CITES (the Convention on International Trade in Endangered Species of Wild Fauna and Flora) met in Bangkok, and we are thrilled to be part of the 177 member governments for these important discussions. CITES is one of the largest international conservation agreements, and helps ensure that the international trade of wild plants and animals does not threaten their survival.
This trade — both legal and illegal — is worth billions of dollars each year. Because the trade crosses borders, regulation requires international cooperation. CITES facilitates this cooperation and protects more than 30,000 animals and plants.
Hundreds of millions of plants and animals are traded every year, ranging from living creatures to products derived from them.

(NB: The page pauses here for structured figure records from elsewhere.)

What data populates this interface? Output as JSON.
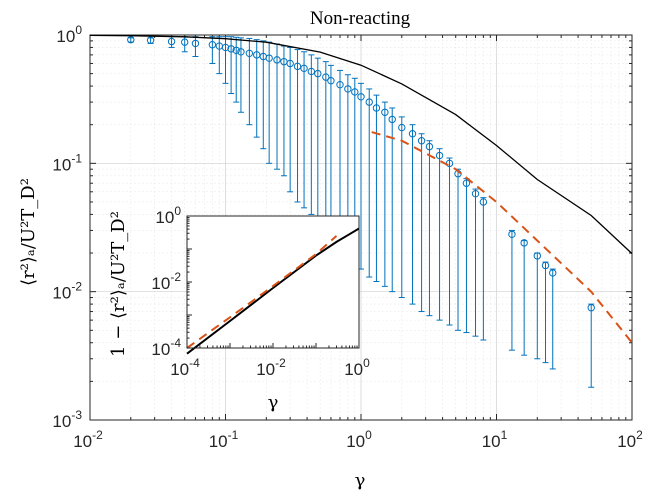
{
  "chart_data": [
    {
      "type": "scatter",
      "title": "Non-reacting",
      "xlabel": "γ",
      "ylabel": "⟨r²⟩ₐ/U²T_D²",
      "xscale": "log",
      "yscale": "log",
      "xlim": [
        0.01,
        100
      ],
      "ylim": [
        0.001,
        1
      ],
      "x_ticks": [
        "10^-2",
        "10^-1",
        "10^0",
        "10^1",
        "10^2"
      ],
      "y_ticks": [
        "10^-3",
        "10^-2",
        "10^-1",
        "10^0"
      ],
      "grid": true,
      "series": [
        {
          "kind": "line",
          "style": "solid",
          "color": "#000000",
          "x": [
            0.01,
            0.02,
            0.05,
            0.1,
            0.2,
            0.5,
            1,
            2,
            5,
            10,
            20,
            50,
            100
          ],
          "y": [
            0.9934,
            0.9868,
            0.9675,
            0.9365,
            0.879,
            0.7358,
            0.582,
            0.4161,
            0.2399,
            0.1378,
            0.0748,
            0.0392,
            0.0198
          ]
        },
        {
          "kind": "line",
          "style": "dashed",
          "color": "#D95319",
          "x": [
            1.2,
            2,
            5,
            10,
            20,
            50,
            100
          ],
          "y": [
            0.175,
            0.15,
            0.09,
            0.05,
            0.025,
            0.01,
            0.004
          ]
        },
        {
          "kind": "errorbar",
          "color": "#0072BD",
          "x": [
            0.02,
            0.028,
            0.04,
            0.05,
            0.06,
            0.08,
            0.09,
            0.1,
            0.11,
            0.12,
            0.13,
            0.15,
            0.17,
            0.19,
            0.21,
            0.24,
            0.27,
            0.3,
            0.34,
            0.38,
            0.43,
            0.48,
            0.55,
            0.6,
            0.7,
            0.8,
            0.9,
            1.0,
            1.15,
            1.3,
            1.5,
            1.7,
            2.0,
            2.4,
            2.8,
            3.2,
            3.8,
            4.5,
            5.2,
            6.0,
            7.0,
            8.0,
            13,
            16,
            20,
            23,
            26,
            50
          ],
          "y": [
            0.92,
            0.91,
            0.89,
            0.88,
            0.86,
            0.84,
            0.82,
            0.8,
            0.78,
            0.76,
            0.74,
            0.72,
            0.7,
            0.68,
            0.66,
            0.64,
            0.62,
            0.6,
            0.57,
            0.55,
            0.52,
            0.5,
            0.47,
            0.44,
            0.41,
            0.38,
            0.36,
            0.33,
            0.3,
            0.27,
            0.25,
            0.22,
            0.19,
            0.17,
            0.15,
            0.135,
            0.115,
            0.1,
            0.083,
            0.07,
            0.058,
            0.05,
            0.028,
            0.024,
            0.019,
            0.016,
            0.014,
            0.0075
          ],
          "lower": [
            0.88,
            0.86,
            0.8,
            0.74,
            0.68,
            0.6,
            0.5,
            0.42,
            0.35,
            0.3,
            0.25,
            0.2,
            0.16,
            0.13,
            0.1,
            0.09,
            0.08,
            0.06,
            0.05,
            0.045,
            0.04,
            0.035,
            0.03,
            0.028,
            0.025,
            0.02,
            0.017,
            0.015,
            0.013,
            0.012,
            0.011,
            0.01,
            0.009,
            0.008,
            0.007,
            0.0065,
            0.006,
            0.0055,
            0.005,
            0.0048,
            0.0045,
            0.0042,
            0.0035,
            0.0032,
            0.003,
            0.0028,
            0.0025,
            0.0018
          ],
          "upper": [
            0.95,
            0.95,
            0.97,
            0.97,
            0.97,
            0.97,
            0.97,
            0.97,
            0.97,
            0.96,
            0.95,
            0.94,
            0.92,
            0.9,
            0.88,
            0.85,
            0.82,
            0.8,
            0.77,
            0.74,
            0.7,
            0.66,
            0.62,
            0.58,
            0.53,
            0.49,
            0.46,
            0.42,
            0.38,
            0.34,
            0.3,
            0.27,
            0.23,
            0.2,
            0.17,
            0.15,
            0.13,
            0.11,
            0.09,
            0.076,
            0.063,
            0.054,
            0.03,
            0.025,
            0.02,
            0.017,
            0.015,
            0.008
          ]
        }
      ]
    },
    {
      "type": "line",
      "xlabel": "γ",
      "ylabel": "1 − ⟨r²⟩ₐ/U²T_D²",
      "xscale": "log",
      "yscale": "log",
      "xlim": [
        0.0001,
        1
      ],
      "ylim": [
        0.0001,
        1
      ],
      "x_ticks": [
        "10^-4",
        "10^-2",
        "10^0"
      ],
      "y_ticks": [
        "10^-4",
        "10^-2",
        "10^0"
      ],
      "grid": false,
      "series": [
        {
          "kind": "line",
          "style": "solid",
          "color": "#000000",
          "x": [
            0.0001,
            0.001,
            0.01,
            0.1,
            0.3,
            0.6,
            1
          ],
          "y": [
            6.7e-05,
            0.00066,
            0.0066,
            0.063,
            0.164,
            0.28,
            0.418
          ]
        },
        {
          "kind": "line",
          "style": "dashed",
          "color": "#D95319",
          "x": [
            0.0001,
            0.001,
            0.01,
            0.1,
            0.3
          ],
          "y": [
            0.0001,
            0.00085,
            0.0075,
            0.07,
            0.25
          ]
        }
      ]
    }
  ]
}
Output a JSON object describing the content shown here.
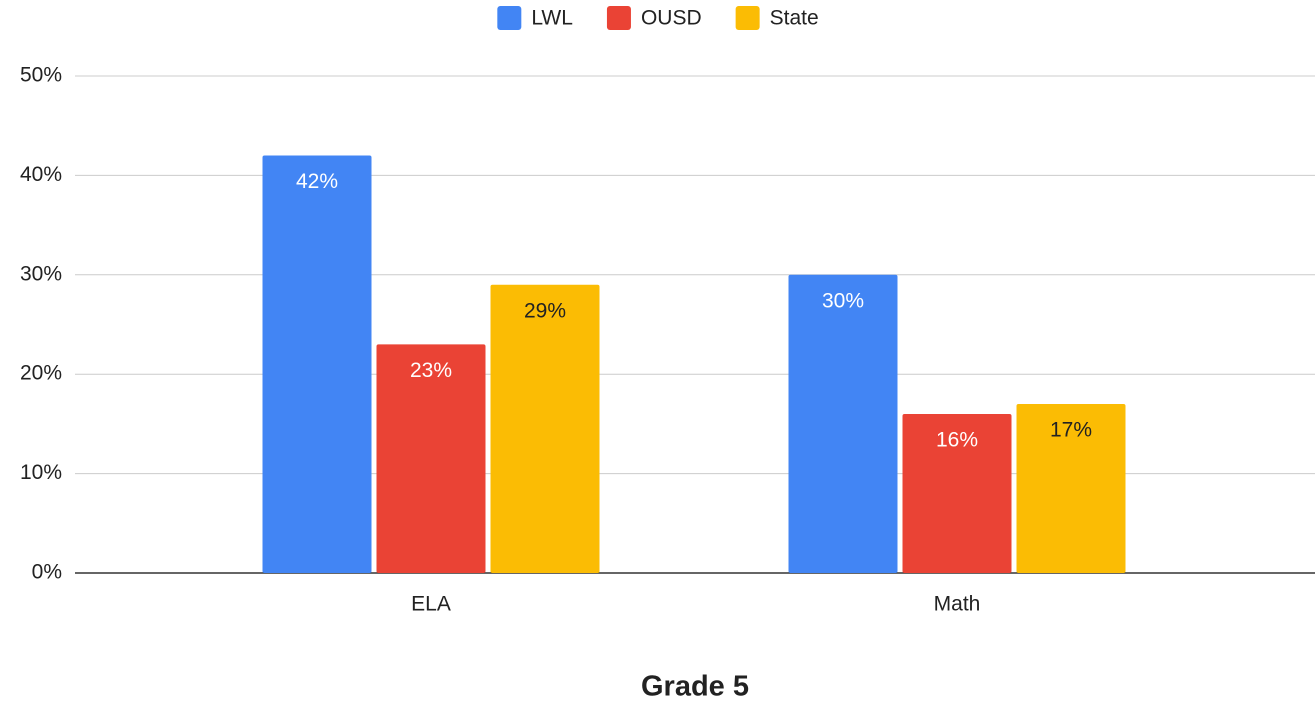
{
  "chart_data": {
    "type": "bar",
    "x_label": "Grade 5",
    "categories": [
      "ELA",
      "Math"
    ],
    "series": [
      {
        "name": "LWL",
        "color": "#4285f4",
        "label_color": "#ffffff",
        "values": [
          42,
          30
        ],
        "value_labels": [
          "42%",
          "30%"
        ]
      },
      {
        "name": "OUSD",
        "color": "#ea4335",
        "label_color": "#ffffff",
        "values": [
          23,
          16
        ],
        "value_labels": [
          "23%",
          "16%"
        ]
      },
      {
        "name": "State",
        "color": "#fbbc04",
        "label_color": "#222222",
        "values": [
          29,
          17
        ],
        "value_labels": [
          "29%",
          "17%"
        ]
      }
    ],
    "ylim": [
      0,
      50
    ],
    "yticks": [
      {
        "value": 0,
        "label": "0%"
      },
      {
        "value": 10,
        "label": "10%"
      },
      {
        "value": 20,
        "label": "20%"
      },
      {
        "value": 30,
        "label": "30%"
      },
      {
        "value": 40,
        "label": "40%"
      },
      {
        "value": 50,
        "label": "50%"
      }
    ],
    "grid": true,
    "legend": "top"
  }
}
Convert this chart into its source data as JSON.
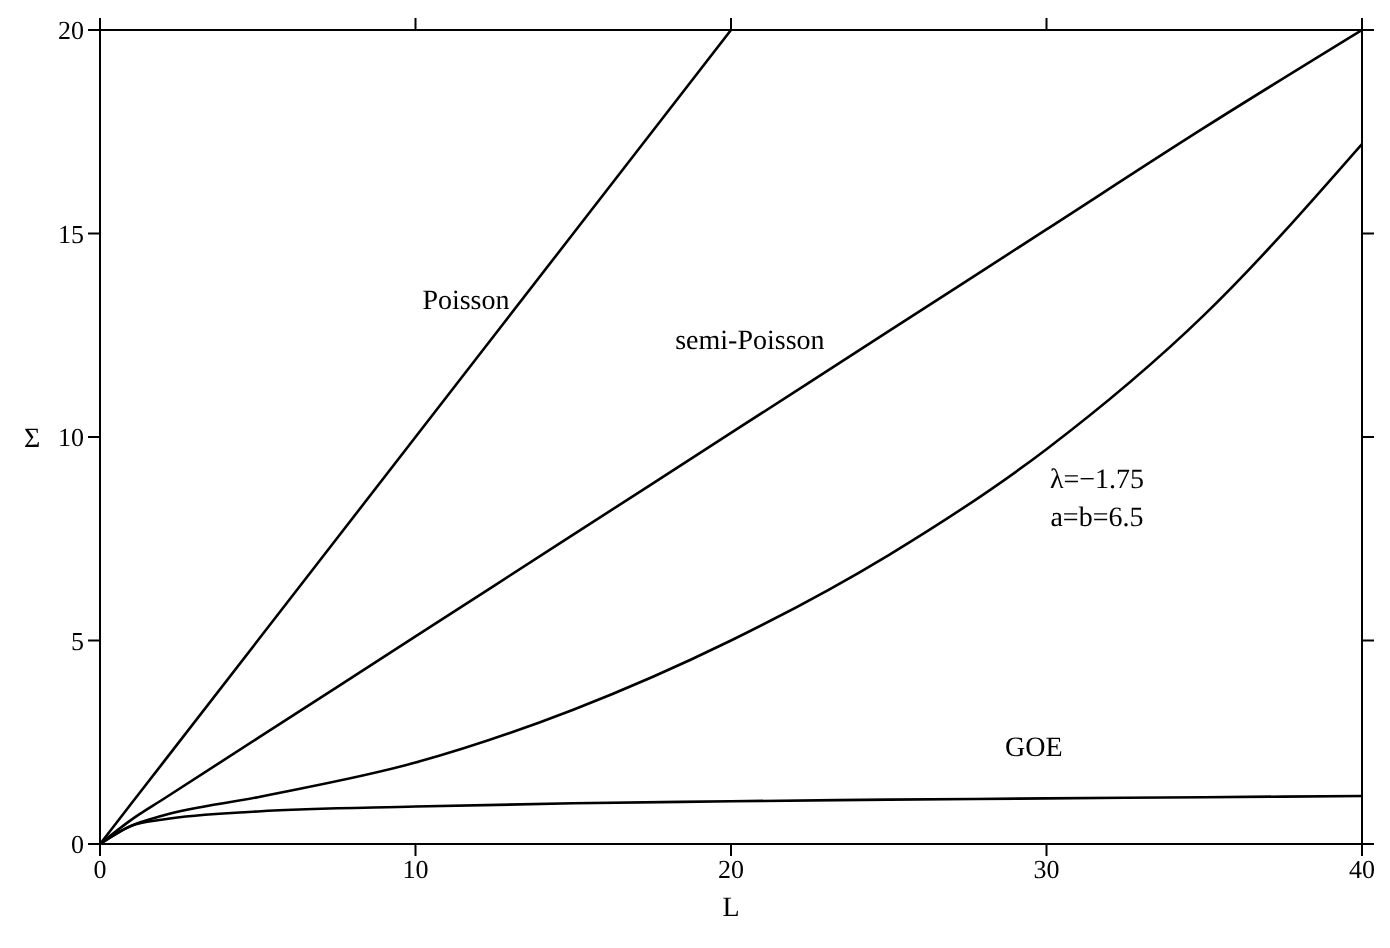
{
  "chart_data": {
    "type": "line",
    "xlabel": "L",
    "ylabel": "Σ",
    "x": [
      0,
      1,
      2,
      5,
      10,
      15,
      20,
      25,
      30,
      35,
      40
    ],
    "series": [
      {
        "name": "Poisson",
        "color": "#000000",
        "values": [
          0,
          1,
          2,
          5,
          10,
          15,
          20,
          null,
          null,
          null,
          null
        ]
      },
      {
        "name": "semi-Poisson",
        "color": "#000000",
        "values": [
          0,
          0.6,
          1.1,
          2.6,
          5.1,
          7.6,
          10.1,
          12.6,
          15.1,
          17.6,
          20
        ]
      },
      {
        "name": "λ=−1.75 a=b=6.5",
        "color": "#000000",
        "values": [
          0,
          0.45,
          0.7,
          1.15,
          2.0,
          3.3,
          5.0,
          7.1,
          9.7,
          13.0,
          17.2
        ]
      },
      {
        "name": "GOE",
        "color": "#000000",
        "values": [
          0,
          0.45,
          0.6,
          0.8,
          0.92,
          1.0,
          1.05,
          1.09,
          1.12,
          1.15,
          1.18
        ]
      }
    ],
    "xlim": [
      0,
      40
    ],
    "xticks": [
      0,
      10,
      20,
      30,
      40
    ],
    "ylim": [
      0,
      20
    ],
    "yticks": [
      0,
      5,
      10,
      15,
      20
    ],
    "grid": false,
    "legend": false,
    "marker": "none",
    "line_style": "solid"
  }
}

While the plight of elephants, tigers, rhinos, and other great animals get a lot of the attention, it’s important not to forget the thousands of other plant and animal species that have been threatened by human exploitation — sometimes to the point of extinction. Even for the many traded species that are not endangered, we still want to be proactive and ensure their protection for the future.
At Embassy Bangkok, illegal trafficking of wildlife and plants is an ongoing priority. Working through USAID, we partnered with the FREELAND Foundation to produce the iThink campaign to increase public awareness of how individuals can make a difference. USAID Asia has invested $16 million over the last decade to combat wildlife trafficking, and the State Department’s Bureau of International Narcotics and Law Enforcement Affairs has sponsored a series of law enforcement training courses for the region’s customs and wildlife crime authorities. On a local level and with our CITES partners, we look forward to progress.